7. The Black Market Persists (19:52 – 22:00)
- Despite legalization, black market betting still thrives—especially in states that haven’t legalized—due to anonymity, higher limits, and use of crypto.
- The promise that regulation would kill illegal gambling has not been realized.
8. Is There a Tipping Point?
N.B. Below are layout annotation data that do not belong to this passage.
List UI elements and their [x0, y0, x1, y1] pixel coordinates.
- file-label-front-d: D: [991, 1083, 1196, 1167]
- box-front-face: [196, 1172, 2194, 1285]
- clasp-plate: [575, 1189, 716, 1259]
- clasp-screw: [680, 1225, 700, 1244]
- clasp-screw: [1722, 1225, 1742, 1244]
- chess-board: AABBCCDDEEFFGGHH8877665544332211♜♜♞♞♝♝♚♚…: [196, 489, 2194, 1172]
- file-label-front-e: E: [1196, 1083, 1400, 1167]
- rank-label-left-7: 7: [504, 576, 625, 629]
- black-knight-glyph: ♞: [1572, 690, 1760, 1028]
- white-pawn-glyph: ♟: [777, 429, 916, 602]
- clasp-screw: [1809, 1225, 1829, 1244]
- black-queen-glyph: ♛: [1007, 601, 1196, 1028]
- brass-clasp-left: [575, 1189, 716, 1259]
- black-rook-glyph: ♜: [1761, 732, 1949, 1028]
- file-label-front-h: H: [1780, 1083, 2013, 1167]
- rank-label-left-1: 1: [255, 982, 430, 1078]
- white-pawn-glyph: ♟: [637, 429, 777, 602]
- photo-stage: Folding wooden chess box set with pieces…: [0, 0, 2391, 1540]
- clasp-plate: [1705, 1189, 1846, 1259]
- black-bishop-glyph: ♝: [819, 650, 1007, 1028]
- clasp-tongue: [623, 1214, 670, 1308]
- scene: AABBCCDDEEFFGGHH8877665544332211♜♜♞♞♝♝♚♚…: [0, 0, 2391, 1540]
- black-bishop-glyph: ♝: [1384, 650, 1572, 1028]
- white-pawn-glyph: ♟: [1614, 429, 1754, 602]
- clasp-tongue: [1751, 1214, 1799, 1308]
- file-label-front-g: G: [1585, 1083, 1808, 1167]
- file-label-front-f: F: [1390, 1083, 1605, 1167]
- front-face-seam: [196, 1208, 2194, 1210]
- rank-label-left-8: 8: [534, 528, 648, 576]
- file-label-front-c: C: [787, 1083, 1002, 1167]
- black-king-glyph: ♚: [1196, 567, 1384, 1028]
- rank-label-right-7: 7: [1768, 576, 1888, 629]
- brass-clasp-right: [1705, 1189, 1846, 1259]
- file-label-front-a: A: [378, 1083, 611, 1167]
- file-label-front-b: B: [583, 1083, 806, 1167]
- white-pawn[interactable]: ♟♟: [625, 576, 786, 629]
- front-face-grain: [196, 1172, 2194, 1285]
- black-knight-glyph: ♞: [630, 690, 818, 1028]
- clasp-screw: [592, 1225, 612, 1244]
Public Trust and Potential Tragedies (22:00 – 25:21)
- So far, leagues and the public haven’t demanded sweeping change, even amid scandals.
- Potential "wake-up call" events (per an NFL security official):
- A national crisis in gambling addiction (including suicides)
- Major championship or superstar fixing scandal
- An assassination or attack resulting from betting-linked threats
- Danny Funt:
"If someone was ever assassinated because of that, that could make people say, enough is enough." [23:33]
Growing Distrust in Sports Integrity
- 65% of Americans now believe athletes alter how they play to benefit gamblers—an outcome formerly considered unthinkable.
- Danny Funt:
"A majority of Americans, that is a massive change... maybe one of the worst outcomes of making gambling so pervasive." [25:08]
Notable Quotes & Memorable Moments
- Estee Herndon, [07:31]: "Too wealthy to be corrupted. What a phrase."
- Danny Funt, [07:34]: "Being rich doesn’t immunize you from being greedy or being foolish."
- Estee Herndon, [09:45]: "That's why you see so many players fucking getting death threats, right, like in their inboxes because people mad because they didn't hit they prop bets and shit like that..."
- Danny Funt, [23:33]: "If someone was ever assassinated because of that, that could make people say enough is enough."
- Danny Funt, [25:08]: "65% of Americans believe professional athletes alter how they play to help gamblers win money. A majority of Americans, that is a massive change."
Timestamps for Key Segments
- 02:04: Scandal in Major League Baseball: Cleveland Guardians pitchers indicted
- 04:05: Prop bets allow real-time manipulation
- 05:39: Economics and addictiveness of prop bets
- 07:02: Why even multimillionaire athletes gamble
- 09:45: Fans harass and threaten players over lost bets
- 10:17: NCAA, MLB, and state responses
- 14:36: History of sports betting in America
- 17:19: Supreme Court enables state-level legalization
- 19:52: The continuing black market
- 22:43: Potential tipping points and worst-case scenarios
- 25:08: Loss of trust in the integrity of professional sports
Conclusion
This episode lays bare how legalized, real-time sports betting—driven by prop bets—has upended not just sporting integrity but also fan experience and athlete safety. While leagues chase revenue and regulators consider modest reforms, the risks (addiction, scandal, violence, and a loss of faith in competition) loom large. Without decisive action, the "bet that's ruining sports" might truly do just that.